Arslan Han Muhammed b. Süleyman (1102-1130)

Arslan Han’ın annesi Selçuklu sultanı Melikşah’ın kızı idi. Babası Tegin Han Süleyman’ın ölümünden sonra Mâverâünnehr’de tutunamadı ve Merv’e giderek orada ikamet etti. Kadır Han Cibril’i öldüren Selçukluların Horasan meliki Sancar, güven duyduğu yeğeni ve kayın pederi olan Arslan Han’ı, çok sayıda askerle Semerkand’a göndererek Batı Türk Hakanlığı tahtına oturttu. Arslan Han Muhammed’in saltanatına Mâverâünnehr’de muhalefet eden Ömer Han ve Sağun Bey’i bertaraf etti (1103). Bunlardan Sağun Bey yeniden taht iddiası ile ortaya çıktı ise de 1109 yılında Nahşeb’de Selçuklu kuvvetlerinin desteklediği Arslan Han Muhammed, onu hezimete uğratmayı başardı ve pek çok ganimet ele geçirdi. Artık ülkede asayiş ve huzur hüküm sürüyordu. Ülke bitmek bilmeyen hanedan ve bürokrat-ulemâ çatışması ile yeniden sarsıldı. Bu çatışmalarda artık, devletin asli unsuru olan Karlukların da muhaliflere destek vermeye başladığına şahit olunmaktadır.

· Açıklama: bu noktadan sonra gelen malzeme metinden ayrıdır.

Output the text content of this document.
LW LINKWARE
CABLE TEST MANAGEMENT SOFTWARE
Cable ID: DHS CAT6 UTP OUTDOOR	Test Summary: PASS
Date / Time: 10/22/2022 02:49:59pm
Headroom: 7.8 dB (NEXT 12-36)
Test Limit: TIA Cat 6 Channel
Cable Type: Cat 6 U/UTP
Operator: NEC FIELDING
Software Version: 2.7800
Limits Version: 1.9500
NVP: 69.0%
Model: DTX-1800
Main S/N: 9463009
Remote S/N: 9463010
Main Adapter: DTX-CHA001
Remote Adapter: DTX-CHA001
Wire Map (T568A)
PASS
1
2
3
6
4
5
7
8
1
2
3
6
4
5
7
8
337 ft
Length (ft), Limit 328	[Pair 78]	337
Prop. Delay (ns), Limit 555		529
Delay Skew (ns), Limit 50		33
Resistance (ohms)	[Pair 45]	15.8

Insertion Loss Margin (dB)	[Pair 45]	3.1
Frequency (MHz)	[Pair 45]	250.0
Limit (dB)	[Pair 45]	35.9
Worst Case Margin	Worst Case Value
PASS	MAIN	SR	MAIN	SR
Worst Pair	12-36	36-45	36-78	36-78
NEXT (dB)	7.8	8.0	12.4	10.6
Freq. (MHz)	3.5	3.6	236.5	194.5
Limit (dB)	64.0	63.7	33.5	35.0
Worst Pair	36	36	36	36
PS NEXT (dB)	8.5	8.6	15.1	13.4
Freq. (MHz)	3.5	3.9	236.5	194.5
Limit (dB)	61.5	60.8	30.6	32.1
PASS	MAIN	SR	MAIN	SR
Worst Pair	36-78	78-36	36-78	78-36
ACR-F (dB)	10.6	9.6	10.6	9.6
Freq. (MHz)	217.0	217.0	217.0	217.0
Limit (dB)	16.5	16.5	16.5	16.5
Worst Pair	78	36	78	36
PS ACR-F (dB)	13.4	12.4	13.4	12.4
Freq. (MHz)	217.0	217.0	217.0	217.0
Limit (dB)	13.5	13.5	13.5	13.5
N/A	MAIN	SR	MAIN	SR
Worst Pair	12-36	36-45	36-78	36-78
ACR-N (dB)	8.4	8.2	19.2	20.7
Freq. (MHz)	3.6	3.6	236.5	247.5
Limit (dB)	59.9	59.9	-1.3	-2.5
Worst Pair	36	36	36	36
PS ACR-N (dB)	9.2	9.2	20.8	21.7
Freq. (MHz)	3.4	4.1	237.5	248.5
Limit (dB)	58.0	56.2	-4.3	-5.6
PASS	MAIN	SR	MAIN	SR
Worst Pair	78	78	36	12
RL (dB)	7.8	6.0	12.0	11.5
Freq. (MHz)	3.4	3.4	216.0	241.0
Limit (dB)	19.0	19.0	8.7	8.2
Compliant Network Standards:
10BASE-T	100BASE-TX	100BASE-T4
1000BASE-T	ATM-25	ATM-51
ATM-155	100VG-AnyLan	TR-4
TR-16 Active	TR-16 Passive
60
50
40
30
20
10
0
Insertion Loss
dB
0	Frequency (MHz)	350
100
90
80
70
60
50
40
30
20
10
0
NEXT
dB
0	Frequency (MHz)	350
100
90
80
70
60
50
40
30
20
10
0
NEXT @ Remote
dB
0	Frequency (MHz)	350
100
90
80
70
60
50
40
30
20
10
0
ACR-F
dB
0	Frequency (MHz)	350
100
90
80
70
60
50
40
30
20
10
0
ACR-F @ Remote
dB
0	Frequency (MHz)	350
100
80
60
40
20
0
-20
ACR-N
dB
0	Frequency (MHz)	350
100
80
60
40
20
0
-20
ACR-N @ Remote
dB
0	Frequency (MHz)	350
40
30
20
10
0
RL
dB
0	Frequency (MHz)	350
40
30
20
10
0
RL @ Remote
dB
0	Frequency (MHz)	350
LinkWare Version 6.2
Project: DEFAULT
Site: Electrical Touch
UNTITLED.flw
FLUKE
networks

Zira Arslan Han Muhammed’in Selçuklularla yakın akrabalığı ve Selçuklu etkisi nedeni ile ülkede hızla artan Oğuz nüfusu ve gücü, yaşam alanı gittikçe daralan Karlukları rahatsız ediyordu. Semerkand’da Hz. Ali soyundan gelen bir müderris fakih eş-Şerîfü’l-Eşref b. Muhammed el-Alevî es-Semerkandî, şehirde sözü dinlenen biri idi. Bütün meseleleri o halleder ve bir karara bağlardı. Sultan Sancar 1130 yılında askerleri ile Ceyhun’u geçti. Semerkand’a varınca Karluklar, onun önünden kaçtılar. Bu arada Sultan Sancar ve Arslan Han Muhammed’in bilinmeyen bir sebepten ötürü araları açıldı. Semerkand’ı ele geçiren Sultan Sancar, felçli olan Arslan Han Muhammed’i esir alarak Belh’e gönderdi. Burada vefat eden Arslan Han Muhammed’in cenazesi Merv’e getirilerek daha önce kendisinin burada yaptırmış olduğu medresede defnedildi (1130).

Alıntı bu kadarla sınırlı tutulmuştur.